Cinq ans ont passé, et c’est aujourd’hui en revoyant ces quelques vidéos inhumaines, que je prends réellement consience de la gravité de ce drame. Une fois de plus j’ai le sentiment d’évoluer dans la manière de vivre les choses au fil des ans. Comme si j’ouvrais de plus en plus les yeux sur la gravité de ce qui se passe sur notre planète et sur la fragilité de nos vies.

Alors que M6 exploite une fois de plus le filon du voyeurisme en diffusant une émission sur les oubliés du Word Trade Center (comprendre les 200 hommes et femmes qui ont sauté des tours pour échapper aux flammes), je me demande vraiment comment il est possible d’enterrer le respect de ces victimes au profit de l’audience populaire. Imaginez avec quel desespoir et quelle terreur faut-il se jeter d’un immeuble en feu. Quel intérêt procure la vision de ces malheureux, suicidés, chutant comme des pantins et s’écrasant sur le sol dans un bruit sourd ? C’est choquant.

Chacun a sa façon de se recueillir, de repenser à cet évènement et d’en tirer quelques réflexions.
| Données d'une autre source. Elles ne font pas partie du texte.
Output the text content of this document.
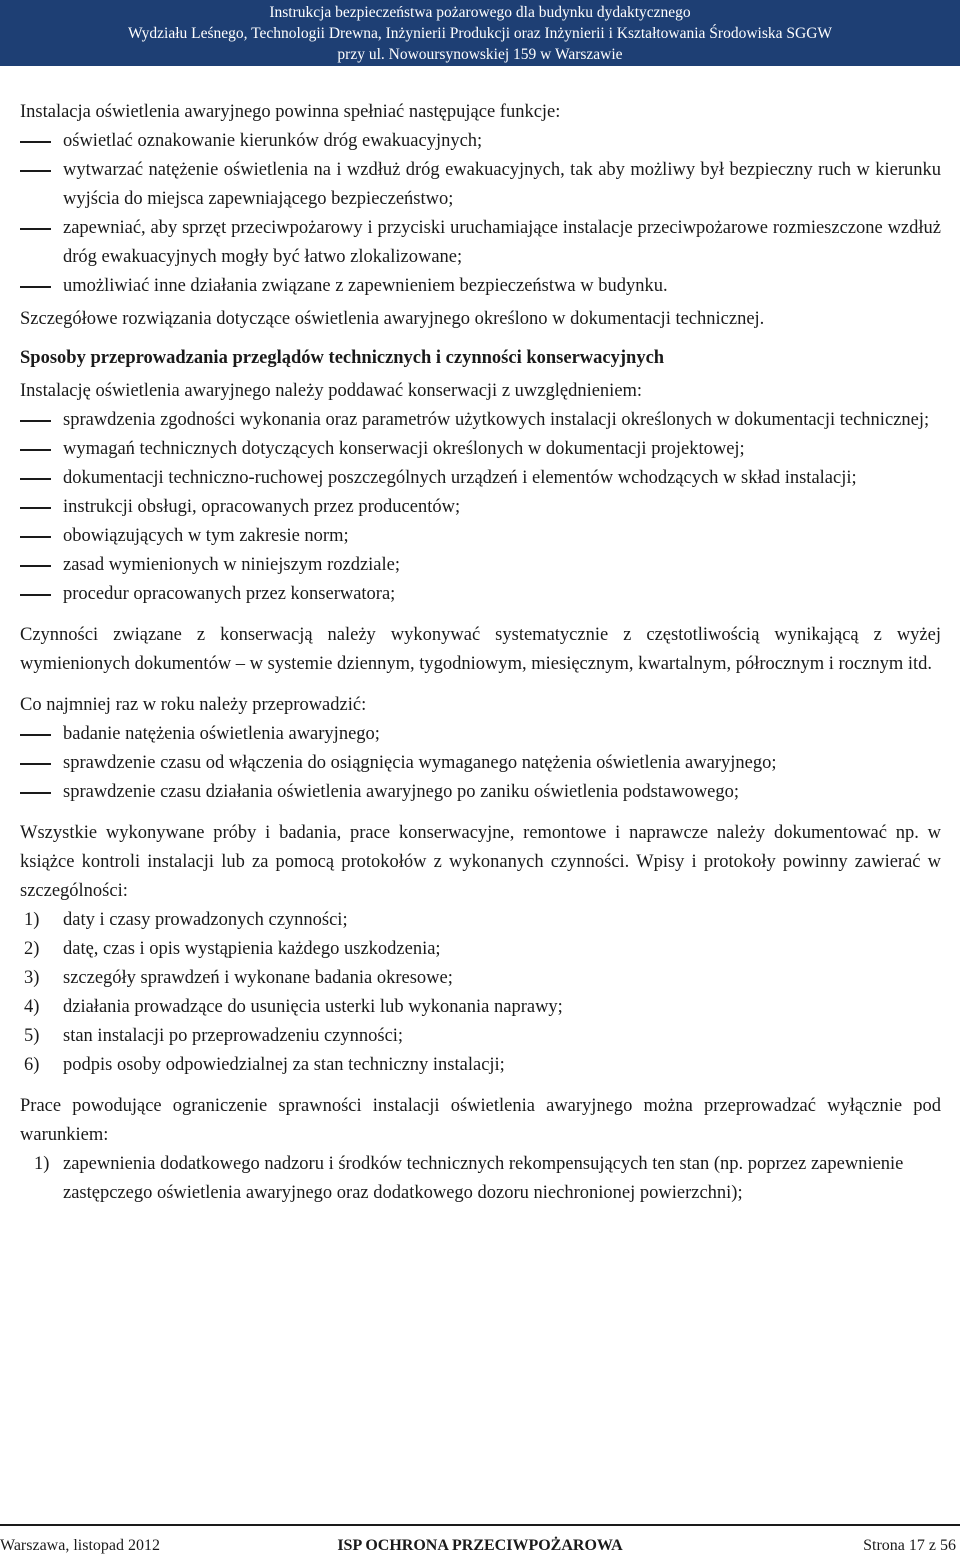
Instrukcja bezpieczeństwa pożarowego dla budynku dydaktycznego
Wydziału Leśnego, Technologii Drewna, Inżynierii Produkcji oraz Inżynierii i Kształtowania Środowiska SGGW
przy ul. Nowoursynowskiej 159 w Warszawie
Instalacja oświetlenia awaryjnego powinna spełniać następujące funkcje:
oświetlać oznakowanie kierunków dróg ewakuacyjnych;
wytwarzać natężenie oświetlenia na i wzdłuż dróg ewakuacyjnych, tak aby możliwy był bezpieczny ruch w kierunku wyjścia do miejsca zapewniającego bezpieczeństwo;
zapewniać, aby sprzęt przeciwpożarowy i przyciski uruchamiające instalacje przeciwpożarowe rozmieszczone wzdłuż dróg ewakuacyjnych mogły być łatwo zlokalizowane;
umożliwiać inne działania związane z zapewnieniem bezpieczeństwa w budynku.
Szczegółowe rozwiązania dotyczące oświetlenia awaryjnego określono w dokumentacji technicznej.
Sposoby przeprowadzania przeglądów technicznych i czynności konserwacyjnych
Instalację oświetlenia awaryjnego należy poddawać konserwacji z uwzględnieniem:
sprawdzenia zgodności wykonania oraz parametrów użytkowych instalacji określonych w dokumentacji technicznej;
wymagań technicznych dotyczących konserwacji określonych w dokumentacji projektowej;
dokumentacji techniczno-ruchowej poszczególnych urządzeń i elementów wchodzących w skład instalacji;
instrukcji obsługi, opracowanych przez producentów;
obowiązujących w tym zakresie norm;
zasad wymienionych w niniejszym rozdziale;
procedur opracowanych przez konserwatora;
Czynności związane z konserwacją należy wykonywać systematycznie z częstotliwością wynikającą z wyżej wymienionych dokumentów – w systemie dziennym, tygodniowym, miesięcznym, kwartalnym, półrocznym i rocznym itd.
Co najmniej raz w roku należy przeprowadzić:
badanie natężenia oświetlenia awaryjnego;
sprawdzenie czasu od włączenia do osiągnięcia wymaganego natężenia oświetlenia awaryjnego;
sprawdzenie czasu działania oświetlenia awaryjnego po zaniku oświetlenia podstawowego;
Wszystkie wykonywane próby i badania, prace konserwacyjne, remontowe i naprawcze należy dokumentować np. w książce kontroli instalacji lub za pomocą protokołów z wykonanych czynności. Wpisy i protokoły powinny zawierać w szczególności:
1) daty i czasy prowadzonych czynności;
2) datę, czas i opis wystąpienia każdego uszkodzenia;
3) szczegóły sprawdzeń i wykonane badania okresowe;
4) działania prowadzące do usunięcia usterki lub wykonania naprawy;
5) stan instalacji po przeprowadzeniu czynności;
6) podpis osoby odpowiedzialnej za stan techniczny instalacji;
Prace powodujące ograniczenie sprawności instalacji oświetlenia awaryjnego można przeprowadzać wyłącznie pod warunkiem:
1) zapewnienia dodatkowego nadzoru i środków technicznych rekompensujących ten stan (np. poprzez zapewnienie zastępczego oświetlenia awaryjnego oraz dodatkowego dozoru niechronionej powierzchni);
Warszawa, listopad 2012	ISP OCHRONA PRZECIWPOŻAROWA	Strona 17 z 56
Prendre quelques instants, pour prendre pleinement conscience des drames qui secouent notre espèce autodestructrice. Quelques minutes, pour prendre la décision, dans nos gestes de tous les jours, dans notre philosophie de vie, de condamner l’intolérance et la violence, tout en gardant à l’esprit que la voie de la paix n’est pas forcément la plus facile à suivre.